Graves “argues that the court misinterpreted Lombard as holding that a party must demonstrate a ‘direct relationship’ between an expert and an insurance company before cross-examining the expert on previous payments from the insurance company. We agree. …

“[T]he circuit court erred by requiring a ‘direct relationship’ between Dr. Andrews and State Farm. Lombard made clear that in determining whether there is a ‘substantial relationship’ between an insurer and an expert, the central issue is not ‘artificial labels,’ but the ‘potential for bias because of the witness’s interest in the case.’ …

“While the expert in Lombard was hired directly by the insurer and Dr. Andrews was originally retained by defense counsel, this is a distinction without a difference. It is not necessary that an insurer directly hire an expert to establish a ‘substantial relationship,’ but only one of many factors that a trial court can consider.

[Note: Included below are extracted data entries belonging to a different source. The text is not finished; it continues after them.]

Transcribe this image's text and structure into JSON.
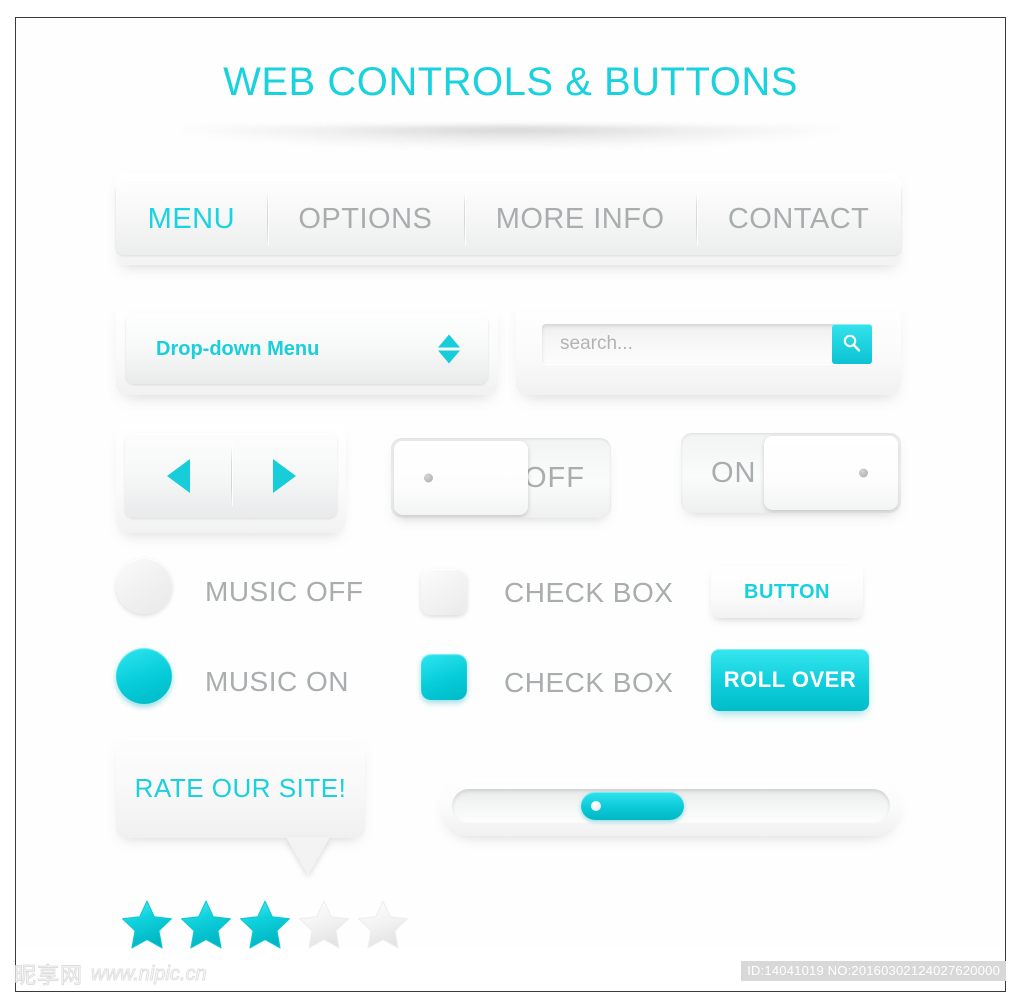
{
  "page": {
    "title": "WEB CONTROLS & BUTTONS",
    "accent_color": "#17cdd9",
    "accent_color_dark": "#00b8c5",
    "muted_color": "#a9adae",
    "background": "#ffffff"
  },
  "nav": {
    "items": [
      {
        "label": "MENU",
        "active": true
      },
      {
        "label": "OPTIONS",
        "active": false
      },
      {
        "label": "MORE INFO",
        "active": false
      },
      {
        "label": "CONTACT",
        "active": false
      }
    ]
  },
  "dropdown": {
    "label": "Drop-down Menu",
    "up_icon": "triangle-up-icon",
    "down_icon": "triangle-down-icon"
  },
  "search": {
    "value": "",
    "placeholder": "search...",
    "button_icon": "search-icon"
  },
  "arrows": {
    "prev_icon": "triangle-left-icon",
    "next_icon": "triangle-right-icon"
  },
  "toggles": [
    {
      "name": "toggle-off",
      "label": "OFF",
      "state": "off",
      "knob_position": "left"
    },
    {
      "name": "toggle-on",
      "label": "ON",
      "state": "on",
      "knob_position": "right"
    }
  ],
  "radios": [
    {
      "label": "MUSIC OFF",
      "checked": false
    },
    {
      "label": "MUSIC ON",
      "checked": true
    }
  ],
  "checkboxes": [
    {
      "label": "CHECK BOX",
      "checked": false
    },
    {
      "label": "CHECK BOX",
      "checked": true
    }
  ],
  "buttons": [
    {
      "label": "BUTTON",
      "style": "default"
    },
    {
      "label": "ROLL OVER",
      "style": "rollover"
    }
  ],
  "tooltip": {
    "text": "RATE OUR SITE!"
  },
  "rating": {
    "filled": 3,
    "total": 5
  },
  "slider": {
    "thumb_position_percent": 29,
    "thumb_width_percent": 24
  },
  "footer": {
    "watermark_cn": "昵享网",
    "watermark_url": "www.nipic.cn",
    "id_text": "ID:14041019 NO:20160302124027620000"
  }
}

“An insurer’s payment of a considerable sum of money to an expert for his prior testimony favorable to its insureds can be enough to establish a ‘substantial relationship’ on its own. This was the case here, where Dr. Andrews received nearly $800,000 over the course of seven years from State Farm, an annualized amount similar to what the expert in Lombard received.

“The receipt of such a substantial amount by an expert is enough to create a potential for bias that outweighs any potential harm from the mention of insurance to a defendant. Furthermore, as we emphasized in Lombard, any potential prejudice to a defendant posed by the mention of insurance can be mitigated by giving a limiting instruction to the jury. …

“Moreover, the issue of Dr. Andrews’ bias was a consideration for the jury. Dr. Andrews alleges that he was not aware that State Farm would benefit from his testimony when he wrote his report. The plausibility of that assertion rested on his credibility, which the jury was entitled to consider given his experience working with insurers and defense attorneys.”

Vacated and remanded for further proceedings.

Graves v. Shoemaker, Record No. 191500 (Mims) Dec. 10, 2020. From the Circuit Court of Albemarle County (Hughes). Fletcher W. Harkrader, III (Mark S. Lindensmith; Marks & Harrison, on briefs), for appellant. John P. Cattano (Christopher L. Smith; Central Virginia Litigation, on brief), for appellee. VLW 020-6-075, 6 pp.